01 Mar 2019

In Flames : Entrevue avec Anders Fridén avant sa visite à Montréal (2019) Spécial

Musik Universe a discuté avec Anders Fridén, chanteur de la formation In Flames au sujet du nouvel album I, The Mask et du passage du groupe avec Within Temptation à Montréal le 5 mars prochain.

MU : Salut, comment ça va ?

ANDERS FRIDÉN : Je vais très bien. Je suis en train de relaxer à la maison, de prendre une bière, de parler avec toi.

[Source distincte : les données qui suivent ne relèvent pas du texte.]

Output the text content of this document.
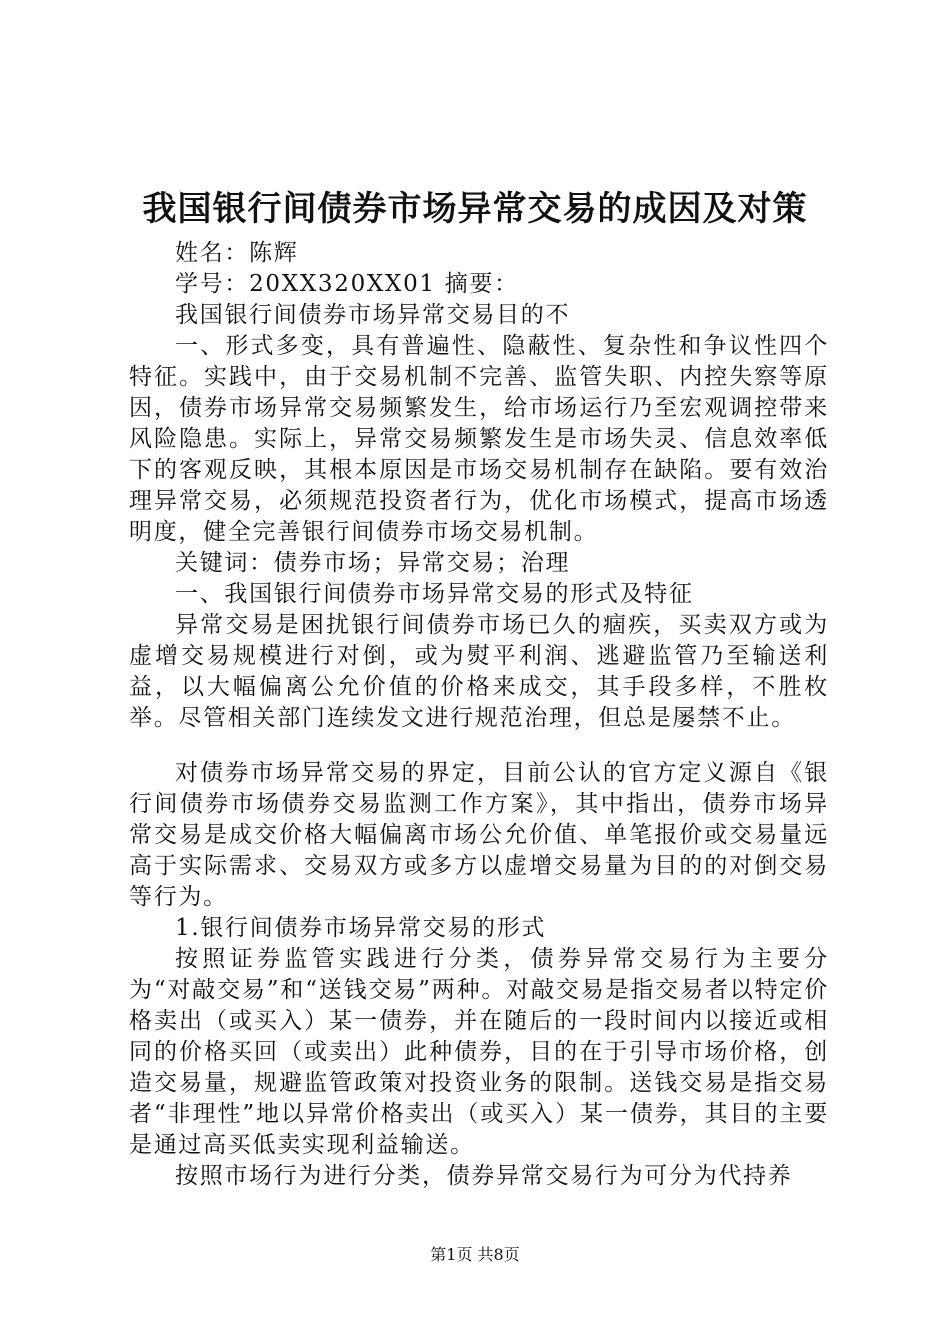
我国银行间债券市场异常交易的成因及对策

姓名：陈辉

学号：20XX320XX01 摘要：

我国银行间债券市场异常交易目的不

一、形式多变，具有普遍性、隐蔽性、复杂性和争议性四个特征。实践中，由于交易机制不完善、监管失职、内控失察等原因，债券市场异常交易频繁发生，给市场运行乃至宏观调控带来风险隐患。实际上，异常交易频繁发生是市场失灵、信息效率低下的客观反映，其根本原因是市场交易机制存在缺陷。要有效治理异常交易，必须规范投资者行为，优化市场模式，提高市场透明度，健全完善银行间债券市场交易机制。

关键词：债券市场；异常交易；治理

一、我国银行间债券市场异常交易的形式及特征

异常交易是困扰银行间债券市场已久的痼疾，买卖双方或为虚增交易规模进行对倒，或为熨平利润、逃避监管乃至输送利益，以大幅偏离公允价值的价格来成交，其手段多样，不胜枚举。尽管相关部门连续发文进行规范治理，但总是屡禁不止。

对债券市场异常交易的界定，目前公认的官方定义源自《银行间债券市场债券交易监测工作方案》，其中指出，债券市场异常交易是成交价格大幅偏离市场公允价值、单笔报价或交易量远高于实际需求、交易双方或多方以虚增交易量为目的的对倒交易等行为。

1.银行间债券市场异常交易的形式

按照证券监管实践进行分类，债券异常交易行为主要分为“对敲交易”和“送钱交易”两种。对敲交易是指交易者以特定价格卖出（或买入）某一债券，并在随后的一段时间内以接近或相同的价格买回（或卖出）此种债券，目的在于引导市场价格，创造交易量，规避监管政策对投资业务的限制。送钱交易是指交易者“非理性”地以异常价格卖出（或买入）某一债券，其目的主要是通过高买低卖实现利益输送。

按照市场行为进行分类，债券异常交易行为可分为代持养

第1页 共8页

MU : Le groupe vient de lancer l’album I, the Mask aujourd’hui, le 1er mars. J’aimerais parler avec toi de la chanson titre. Peux-tu m’en dire un peu plus sur la signification et l’histoire derrière ce morceau ?

ANDERS FRIDÉN : Eh bien, dans la vie, nous portons tous des masques, et ce, dans toutes sortes de contextes différents. C’est un peu comme un instinct de survie pour faire face au monde qui nous entoure. Certains en portent plus souvent que d’autres. Porter un masque nous aide à surpasser la misère et la tristesse que nous pouvons rencontrer pour aller de l’avant pour un meilleur futur. Ça s’applique à tout le monde. Il faut bien connaître ce qui se trouve autour de nous. C’est encore plus vrai à l’époque actuelle avec la prévalence des réseaux sociaux et la pression que nous avons pour montrer que notre vie est parfaite. La réalité, c’est que ce n’est pas aussi parfait que les gens le laissent croire. Si on pousse l’illusion trop loin, ça peut nous exploser en plein visage et c’est difficile de s’en sortir.

MU : Est-ce que ça veut dire que toutes les chansons de l’album s’inspirent de cette idée ?

ANDERS FRIDÉN : Cette idée sert de base, mais il y a bien plus que juste ça. C’est plus profond. Pour moi, écrire des paroles, c’est un peu comme une thérapie. C’est ma façon de représenter le masque que je porte. J’espère que d’autres personnes pourront s’identifier aux paroles en les interprétant à leur façon.

MU : Sur l’album, il y a beaucoup de chansons plus « lourdes ». Est-ce que vous vouliez prouver quelque chose ou vous vouliez faire changement ?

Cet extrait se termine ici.